Timekeeping | A Watch We Love: A. Lange & Söhne Datograph Up/Down
Two years ago, we were invited to visit the Glashütte, Germany workshops of A. Lange & Söhne, and ever since then, we’ve been a fan of the brand. Their understated elegance flies under the radar of all but the timepiece cognoscenti, most of whom shorten the tongue-twister name into simply, “Lange”. Since the brand emerged from a half-century hibernation in 1994 they have rarely put a foot wrong, carefully introducing a small number of new, innovative references each year.
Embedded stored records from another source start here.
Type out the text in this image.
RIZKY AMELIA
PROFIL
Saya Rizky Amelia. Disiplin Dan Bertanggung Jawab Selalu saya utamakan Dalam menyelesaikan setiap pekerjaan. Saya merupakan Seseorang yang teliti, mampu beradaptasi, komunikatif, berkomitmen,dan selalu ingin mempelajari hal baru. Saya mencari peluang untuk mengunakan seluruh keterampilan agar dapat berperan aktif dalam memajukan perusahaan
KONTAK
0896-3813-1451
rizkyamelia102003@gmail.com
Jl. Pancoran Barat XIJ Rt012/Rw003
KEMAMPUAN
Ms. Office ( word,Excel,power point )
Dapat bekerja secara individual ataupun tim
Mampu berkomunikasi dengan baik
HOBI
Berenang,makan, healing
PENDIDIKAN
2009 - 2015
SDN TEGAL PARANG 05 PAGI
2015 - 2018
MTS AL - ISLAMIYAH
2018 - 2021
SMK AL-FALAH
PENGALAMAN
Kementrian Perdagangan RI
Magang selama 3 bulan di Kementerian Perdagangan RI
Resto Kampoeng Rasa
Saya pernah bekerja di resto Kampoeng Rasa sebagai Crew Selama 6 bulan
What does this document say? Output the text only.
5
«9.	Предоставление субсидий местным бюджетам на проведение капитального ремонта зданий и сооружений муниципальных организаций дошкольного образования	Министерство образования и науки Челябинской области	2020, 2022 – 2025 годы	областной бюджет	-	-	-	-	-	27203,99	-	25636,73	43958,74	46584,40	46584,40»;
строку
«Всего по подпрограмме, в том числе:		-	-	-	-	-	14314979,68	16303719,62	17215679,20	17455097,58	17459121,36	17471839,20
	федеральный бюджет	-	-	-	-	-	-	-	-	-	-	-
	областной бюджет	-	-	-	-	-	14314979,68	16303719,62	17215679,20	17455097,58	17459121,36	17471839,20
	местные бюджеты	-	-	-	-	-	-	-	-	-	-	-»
One favorite piece of ours has been the Datograph, Lange’s über-chronograph with the flyback complication and oversized date display. Aside from its exquisite beauty from any angle, including the back, where the 451 hand-decorated pieces of the movement can be viewed, the Datograph is also a milestone watch not only for A. Lange & Söhne but also for the watch industry at large. At the time of its introduction in 1999, the Datograph was the first chronograph movement designed entirely from scratch in over two decades. This was no small feat especially considering that the new Lange brand was only five years old at the time and that the chronograph, despite its ubiquity, is perhaps the most difficult movement complication to get right.
In 2012, Lange has refreshed the Datograph with a subtly redesigned reference, called the Datograph “Up/Down” (or “Ab/Auf” outside of English-speaking markets). Can you improve on perfection? We think so. With the Datograph Up/Down, Lange increased the case size to 41mm and, while we’re not cheerleaders for the big watch trend, the new diameter seems to fit the watch better, especially given its rather ample height. They also swapped out the Roman numeral markers from the previous Datograph in favor of applied stick markers and, perhaps most significantly, added a power reserve indication to the bottom of the dial, which tracks all 60 of the mainspring’s hours of tension.
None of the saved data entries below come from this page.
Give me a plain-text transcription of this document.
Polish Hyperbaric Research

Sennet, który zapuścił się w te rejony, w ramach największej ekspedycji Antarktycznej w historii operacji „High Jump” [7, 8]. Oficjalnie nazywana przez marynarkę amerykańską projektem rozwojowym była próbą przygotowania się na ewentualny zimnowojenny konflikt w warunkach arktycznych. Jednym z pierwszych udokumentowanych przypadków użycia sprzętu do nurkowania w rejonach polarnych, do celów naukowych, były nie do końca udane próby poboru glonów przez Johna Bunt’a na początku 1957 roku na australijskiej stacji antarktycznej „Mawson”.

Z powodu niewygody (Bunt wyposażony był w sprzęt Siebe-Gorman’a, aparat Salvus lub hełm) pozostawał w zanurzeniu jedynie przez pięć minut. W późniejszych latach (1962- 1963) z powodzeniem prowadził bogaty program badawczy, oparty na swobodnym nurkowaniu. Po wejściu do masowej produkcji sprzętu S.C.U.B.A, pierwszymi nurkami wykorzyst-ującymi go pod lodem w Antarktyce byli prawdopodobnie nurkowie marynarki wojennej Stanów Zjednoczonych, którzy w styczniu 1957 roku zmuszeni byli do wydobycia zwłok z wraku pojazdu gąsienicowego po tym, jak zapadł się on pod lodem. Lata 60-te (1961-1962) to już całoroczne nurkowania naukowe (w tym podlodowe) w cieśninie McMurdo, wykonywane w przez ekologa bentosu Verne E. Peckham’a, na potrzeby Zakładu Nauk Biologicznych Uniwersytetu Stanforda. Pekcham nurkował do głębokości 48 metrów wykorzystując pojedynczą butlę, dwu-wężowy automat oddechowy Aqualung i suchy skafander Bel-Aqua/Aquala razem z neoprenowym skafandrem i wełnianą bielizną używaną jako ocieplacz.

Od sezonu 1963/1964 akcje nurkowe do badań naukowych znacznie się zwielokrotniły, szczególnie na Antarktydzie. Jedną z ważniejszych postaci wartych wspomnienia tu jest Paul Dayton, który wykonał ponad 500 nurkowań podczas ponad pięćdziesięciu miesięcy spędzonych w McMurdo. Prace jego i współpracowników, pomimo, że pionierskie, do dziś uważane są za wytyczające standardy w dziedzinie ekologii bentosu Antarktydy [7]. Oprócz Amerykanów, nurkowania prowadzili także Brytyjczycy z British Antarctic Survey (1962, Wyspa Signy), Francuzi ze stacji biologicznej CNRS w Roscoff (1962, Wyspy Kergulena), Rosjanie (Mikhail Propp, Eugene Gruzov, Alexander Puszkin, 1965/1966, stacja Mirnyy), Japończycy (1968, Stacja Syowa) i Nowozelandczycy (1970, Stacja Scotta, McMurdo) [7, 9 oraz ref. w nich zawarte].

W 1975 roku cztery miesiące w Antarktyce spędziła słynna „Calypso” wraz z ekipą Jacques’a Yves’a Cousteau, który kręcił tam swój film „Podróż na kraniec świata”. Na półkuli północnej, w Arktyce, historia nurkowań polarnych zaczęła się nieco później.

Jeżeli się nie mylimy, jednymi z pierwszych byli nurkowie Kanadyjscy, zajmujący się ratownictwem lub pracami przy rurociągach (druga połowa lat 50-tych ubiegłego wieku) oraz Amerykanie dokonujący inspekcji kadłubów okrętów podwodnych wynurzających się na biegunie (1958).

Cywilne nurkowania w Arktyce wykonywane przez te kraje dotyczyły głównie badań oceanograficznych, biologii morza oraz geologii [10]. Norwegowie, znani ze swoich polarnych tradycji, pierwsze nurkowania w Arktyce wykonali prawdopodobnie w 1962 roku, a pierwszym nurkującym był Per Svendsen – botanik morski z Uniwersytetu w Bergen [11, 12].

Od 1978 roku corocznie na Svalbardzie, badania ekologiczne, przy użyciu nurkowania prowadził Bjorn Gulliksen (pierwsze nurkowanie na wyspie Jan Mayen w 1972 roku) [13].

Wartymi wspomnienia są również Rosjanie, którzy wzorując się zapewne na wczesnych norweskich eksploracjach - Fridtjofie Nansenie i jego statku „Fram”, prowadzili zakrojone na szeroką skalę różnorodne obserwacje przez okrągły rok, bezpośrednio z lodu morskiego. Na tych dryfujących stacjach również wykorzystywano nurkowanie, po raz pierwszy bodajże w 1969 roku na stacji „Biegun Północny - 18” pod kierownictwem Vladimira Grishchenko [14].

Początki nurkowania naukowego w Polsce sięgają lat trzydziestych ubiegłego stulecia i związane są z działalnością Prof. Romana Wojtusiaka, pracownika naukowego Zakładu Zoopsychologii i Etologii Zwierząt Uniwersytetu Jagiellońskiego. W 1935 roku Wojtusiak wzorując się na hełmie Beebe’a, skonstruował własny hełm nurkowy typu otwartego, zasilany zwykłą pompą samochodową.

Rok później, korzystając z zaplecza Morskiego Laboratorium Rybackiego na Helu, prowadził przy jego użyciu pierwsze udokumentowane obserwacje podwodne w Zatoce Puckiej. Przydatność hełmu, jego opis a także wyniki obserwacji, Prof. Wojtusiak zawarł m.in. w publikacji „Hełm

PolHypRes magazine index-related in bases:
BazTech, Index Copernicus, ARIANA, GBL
Of course, at the heart of the Datograph is the stopwatch function and here, this watch excels. Depressing the chronograph pushers is so silky, it’s enough to make even the most hardened watch geek blush and go back for more. And that’s fine, because the Datograph is a flyback meaning that a single press of the bottom button resets and restarts the chronograph instantaneously.
Half an hour from the watchmaking hamlet of Glashütte is the reborn city of Dresden, a once-dour metropolis dealt a double-blow by World War II and then decades behind the Iron Curtain. A proud emblem of the city and of the entire state of Saxony is the Loschwitz Bridge over the River Elbe known more commonly as the “Blue Wonder.” The bridge straddles the river without the help of piers, which was significant when it was built in the 1890s and is still impressive today. For the launch of the Datograph Up/Down, A. Lange & Söhne, took the watch to the Loschwitz Bridge for a photo shoot. The pictures you see here are the result: two proud examples of Saxon ingenuity, one the Blaues Wunder, the other simply wunderbar.